Modulation des espaces de travail

Malgré ces perspectives désolantes, « il est important de rester optimiste », assure l’urbaniste néerlandais Jorick Beijer, fondateur de la société de conseil Blossity. « Nous sommes une espèce sociale, et avons besoin de nous rencontrer », sourit-il. Les quartiers d’affaires promettent de « se réinventer », tout en espérant convaincre les employeurs de laisser les salariés revenir à leur poste. Dans les villes denses, le bureau présente un avantage par rapport au télétravail. « Les salariés sont heureux de quitter leur petit logement surpeuplé », observe Pierre-Yves Guice, à Paris. Les visioconférences avec les enfants sur les genoux ont fini par lasser.

Mais dans les capitales européennes à taille raisonnable et les grandes villes étalées du continent nord-américain, où les logements sont plus vastes, cette promesse ne suffira pas. « Les espaces de travail doivent devenir des lieux de rencontre, de réflexion collective, où seront organisés des événements », plaide Jorick Beijer. Les surfaces libérées par le classique mobilier de bureau pourraient être transformées en lieux dédiés « à de nouvelles expériences culinaires, au sport, au spa et au bien-être », affirme le consultant néerlandais. « Les gens viendront au siège non seulement pour travailler, mais pour échanger, collaborer.

Les locaux devront être flexibles », estime Victor Carreau, fondateur de la société Comet, qui propose des lieux de réunion ludiques et modulables. Sophie Henley-Price, l’architecte enthousiaste, vante pour sa part « les toit-terrasses, des rez-de-chaussée ouverts sur la rue, des initiatives culturelles, l’agriculture urbaine ». Travailler à la maison et se détendre au bureau, est-ce vraiment l’horizon du salarié des années 2020 ?

La ville, résiliente par nature ?

L’heure est en tout cas à la mixité des usages, un concept galvaudé à force d’avoir été promis pendant des années par les aménageurs, mais qui prend désormais tout son sens. Les quartiers dévolus aux seuls bureaux se révèlent peu résilients, car leur succès dépend exclusivement des ressources des investisseurs et des multinationales.

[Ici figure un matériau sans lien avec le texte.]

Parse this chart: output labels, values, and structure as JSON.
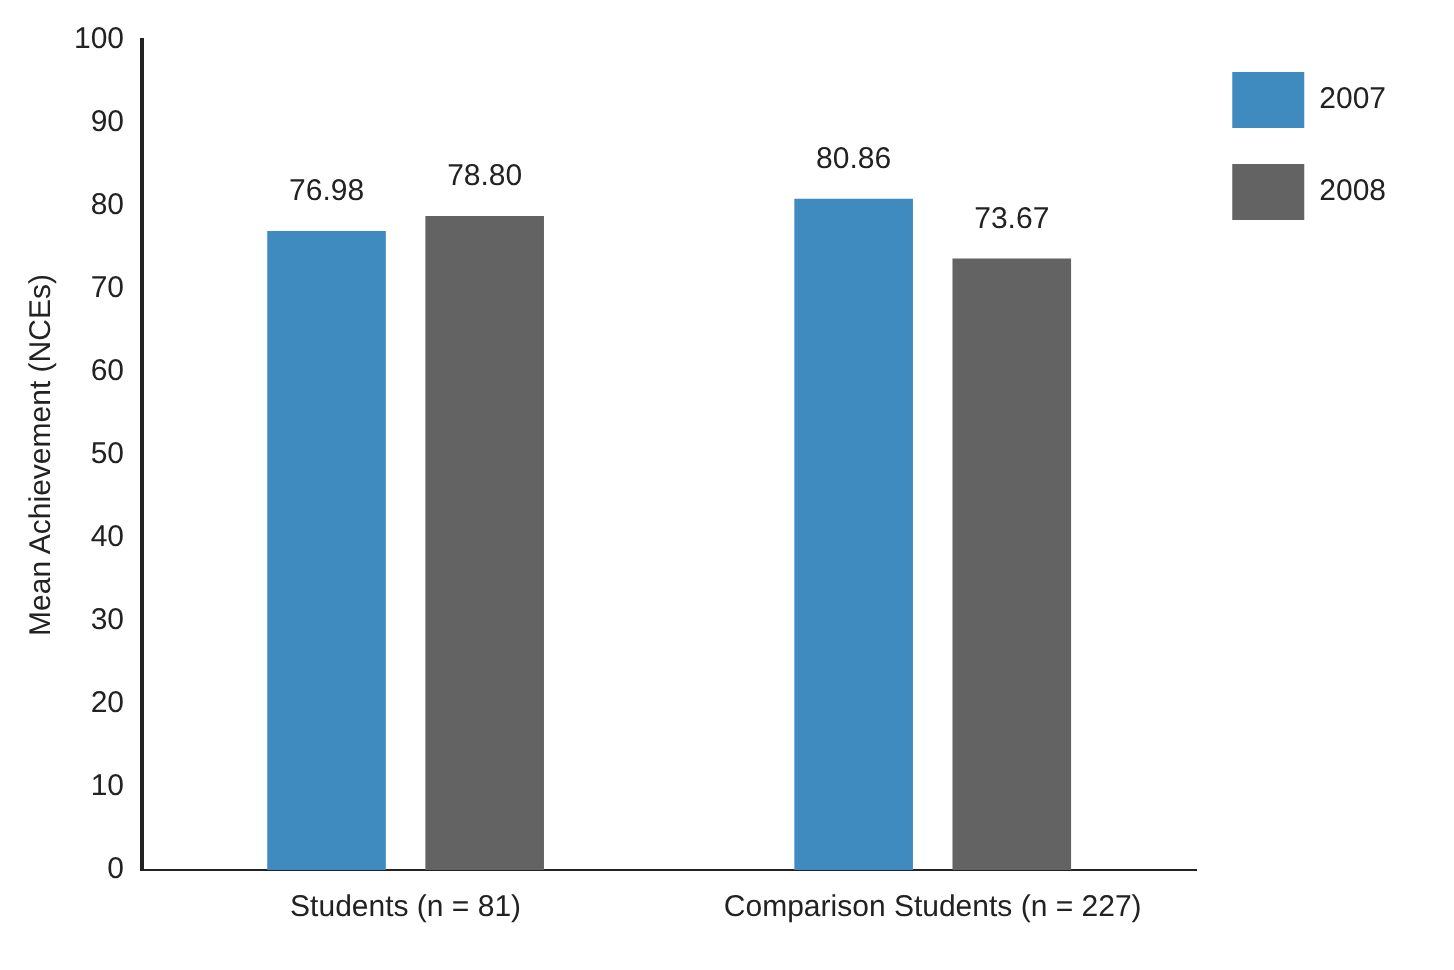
{
  "chart_data": {
    "type": "bar",
    "ylabel": "Mean Achievement (NCEs)",
    "categories": [
      "Students (n = 81)",
      "Comparison Students (n = 227)"
    ],
    "series": [
      {
        "name": "2007",
        "color": "#3f8abf",
        "values": [
          76.98,
          80.86
        ]
      },
      {
        "name": "2008",
        "color": "#636363",
        "values": [
          78.8,
          73.67
        ]
      }
    ],
    "value_labels": [
      [
        "76.98",
        "80.86"
      ],
      [
        "78.80",
        "73.67"
      ]
    ],
    "ylim": [
      0,
      100
    ],
    "yticks": [
      0,
      10,
      20,
      30,
      40,
      50,
      60,
      70,
      80,
      90,
      100
    ],
    "grid": false,
    "legend": "right"
  }
}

En abritant également des logements, ces quartiers se placeraient à l’abri des secousses conjoncturelles. Cette organisation répond aussi à une aspiration répandue : habiter plus près de son lieu de travail. La mixité d’usage facilite enfin les déplacements moins encombrants et plus sobres, marche, vélo et transports publics, que les décideurs politiques de toutes les grandes villes veulent encourager.

Les quartiers d’affaires gardent, en ce début d’année 2021, les yeux rivés sur New York. La capitale financière des Etats-Unis subit, bien plus que les autres métropoles mondiales, une grave récession. Les tours sont vides, les ménages les plus riches ont déserté la ville, le tourisme est au plus bas, les petits métiers de la rue ont disparu et l’insécurité a fait son retour dans le métro. Mais la métropole a des ressources. Après la crise financière de 2008, après les attentats de 2001 ou la guerre des gangs des années 1980, New York s’est toujours relevée. La grande ville est-elle résiliente par nature ? L’année 2021 le confirmera, ou pas.